There is no doubt that emotions run high for many of us during the World Cup, as many of us would have experienced watching England’s opening game last night. Whether you are an avid football supporter or not, it is hard to avoid the pull of that green screen filled with little coloured figures fighting so skilfully to win. In fact, watching it can lead to various changes not only in your feelings, but in your hormones, too. For example, there can be changes in your testosterone levels throughout the game, as you watch each yellow card and goal, that echo those of the teams that are actually on the field1.


And the watching of the World Cup matches usually occurs in groups. If fact, over 90% of the time, trips to games occur in groups, with family members, work colleagues, or friends using it as a time to share the experience1.  The good news is that relationships are a key aspect of maintaining positive mental health.  Spending time with people that are important to us, and sharing experiences with them, can actually be good for us. The highs and lows of the shared experiences of victory and defeat can act to help us connect and bond with each other.


Yet given the strain of performing in such a global event, one in which emotions do run so high, possibly even to the point of feeling like they are carrying the expectations of a nation on their shoulders, it is unsurprising that studies suggest that there is an increase in the number of professional footballers seeking support for aspects of their mental and emotional health. Studies suggest that there has been an increase of over 200%2. And more and more players are opening up about their own struggles with their mental health.

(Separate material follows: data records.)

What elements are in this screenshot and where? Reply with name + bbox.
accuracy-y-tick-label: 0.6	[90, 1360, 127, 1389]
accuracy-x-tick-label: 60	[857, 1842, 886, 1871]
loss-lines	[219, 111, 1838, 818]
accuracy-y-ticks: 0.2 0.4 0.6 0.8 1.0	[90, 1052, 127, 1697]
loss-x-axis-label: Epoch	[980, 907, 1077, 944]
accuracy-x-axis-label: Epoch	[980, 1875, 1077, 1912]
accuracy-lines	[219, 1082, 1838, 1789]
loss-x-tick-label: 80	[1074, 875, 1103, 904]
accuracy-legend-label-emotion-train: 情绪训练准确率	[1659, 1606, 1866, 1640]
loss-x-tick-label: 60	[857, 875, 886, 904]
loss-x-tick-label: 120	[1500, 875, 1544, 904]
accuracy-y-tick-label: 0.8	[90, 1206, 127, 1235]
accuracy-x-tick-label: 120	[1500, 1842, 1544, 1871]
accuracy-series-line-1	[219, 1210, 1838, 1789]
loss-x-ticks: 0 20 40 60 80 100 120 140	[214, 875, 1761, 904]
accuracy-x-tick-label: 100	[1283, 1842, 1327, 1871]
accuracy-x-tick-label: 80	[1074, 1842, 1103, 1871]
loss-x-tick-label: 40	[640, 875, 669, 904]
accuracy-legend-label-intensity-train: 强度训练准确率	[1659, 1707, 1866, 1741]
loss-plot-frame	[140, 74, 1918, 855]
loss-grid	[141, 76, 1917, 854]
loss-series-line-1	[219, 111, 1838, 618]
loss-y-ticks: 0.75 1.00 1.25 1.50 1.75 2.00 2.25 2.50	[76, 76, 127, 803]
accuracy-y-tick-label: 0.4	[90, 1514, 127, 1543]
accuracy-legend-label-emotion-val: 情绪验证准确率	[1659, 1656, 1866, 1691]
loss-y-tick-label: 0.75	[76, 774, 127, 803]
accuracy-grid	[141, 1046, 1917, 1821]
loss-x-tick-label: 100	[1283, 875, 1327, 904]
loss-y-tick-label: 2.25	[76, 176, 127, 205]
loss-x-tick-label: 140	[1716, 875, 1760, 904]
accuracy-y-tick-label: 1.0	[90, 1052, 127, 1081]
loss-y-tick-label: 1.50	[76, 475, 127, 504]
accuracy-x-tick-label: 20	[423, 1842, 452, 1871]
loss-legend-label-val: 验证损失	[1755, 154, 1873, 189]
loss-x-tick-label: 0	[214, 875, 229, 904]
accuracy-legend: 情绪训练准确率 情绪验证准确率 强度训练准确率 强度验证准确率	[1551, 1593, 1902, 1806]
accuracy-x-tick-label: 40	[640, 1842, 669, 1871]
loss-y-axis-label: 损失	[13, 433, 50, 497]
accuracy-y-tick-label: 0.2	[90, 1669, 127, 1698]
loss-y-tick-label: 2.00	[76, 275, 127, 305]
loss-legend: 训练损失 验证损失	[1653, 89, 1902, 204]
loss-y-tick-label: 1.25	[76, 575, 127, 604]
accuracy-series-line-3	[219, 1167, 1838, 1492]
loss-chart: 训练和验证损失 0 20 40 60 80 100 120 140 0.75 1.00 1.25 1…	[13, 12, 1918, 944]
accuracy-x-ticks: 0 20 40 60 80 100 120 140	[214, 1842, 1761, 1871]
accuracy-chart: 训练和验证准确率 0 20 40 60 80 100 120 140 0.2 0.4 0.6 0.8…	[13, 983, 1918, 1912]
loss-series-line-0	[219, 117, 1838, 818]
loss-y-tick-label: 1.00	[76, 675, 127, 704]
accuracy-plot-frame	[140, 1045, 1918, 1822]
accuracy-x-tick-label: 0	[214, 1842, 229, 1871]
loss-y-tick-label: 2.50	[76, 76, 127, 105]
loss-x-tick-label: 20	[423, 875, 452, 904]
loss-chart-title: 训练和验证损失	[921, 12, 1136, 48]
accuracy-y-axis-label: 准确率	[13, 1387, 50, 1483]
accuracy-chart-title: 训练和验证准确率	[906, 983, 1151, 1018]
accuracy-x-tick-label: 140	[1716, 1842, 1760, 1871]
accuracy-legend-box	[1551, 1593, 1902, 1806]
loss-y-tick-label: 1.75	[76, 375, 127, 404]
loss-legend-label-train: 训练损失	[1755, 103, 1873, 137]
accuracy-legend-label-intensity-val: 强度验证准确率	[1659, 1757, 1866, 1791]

Danny Rose recently revealed his diagnosis of depression3. He has spoken candidly about the various pressures that he has been under, including injuries and the lengthy impact that these can have. He has also stated that “being referred to a doctor and psychologist by the Spurs club doctor helped me massively to cope”3. Speaking about how he feels, what he has been going through, and how he has been supported, has helped open up and build upon the current conversations about mental health. It has even led to Prince William saying that what he has done is “really, really good” on a visit to the team3. And other players have opened up about their mental health, too, including Aaron Lennon and Clarke Carlisle4.


And so as these conversations continue – hopefully as the teams all continue to play in a way that they are proud of throughout the Cup – the ability of mental health issues to impact on anyone is clearly highlighted. And with these conversations, we can learn how to best support each other, as any good sports team knows is needed for success.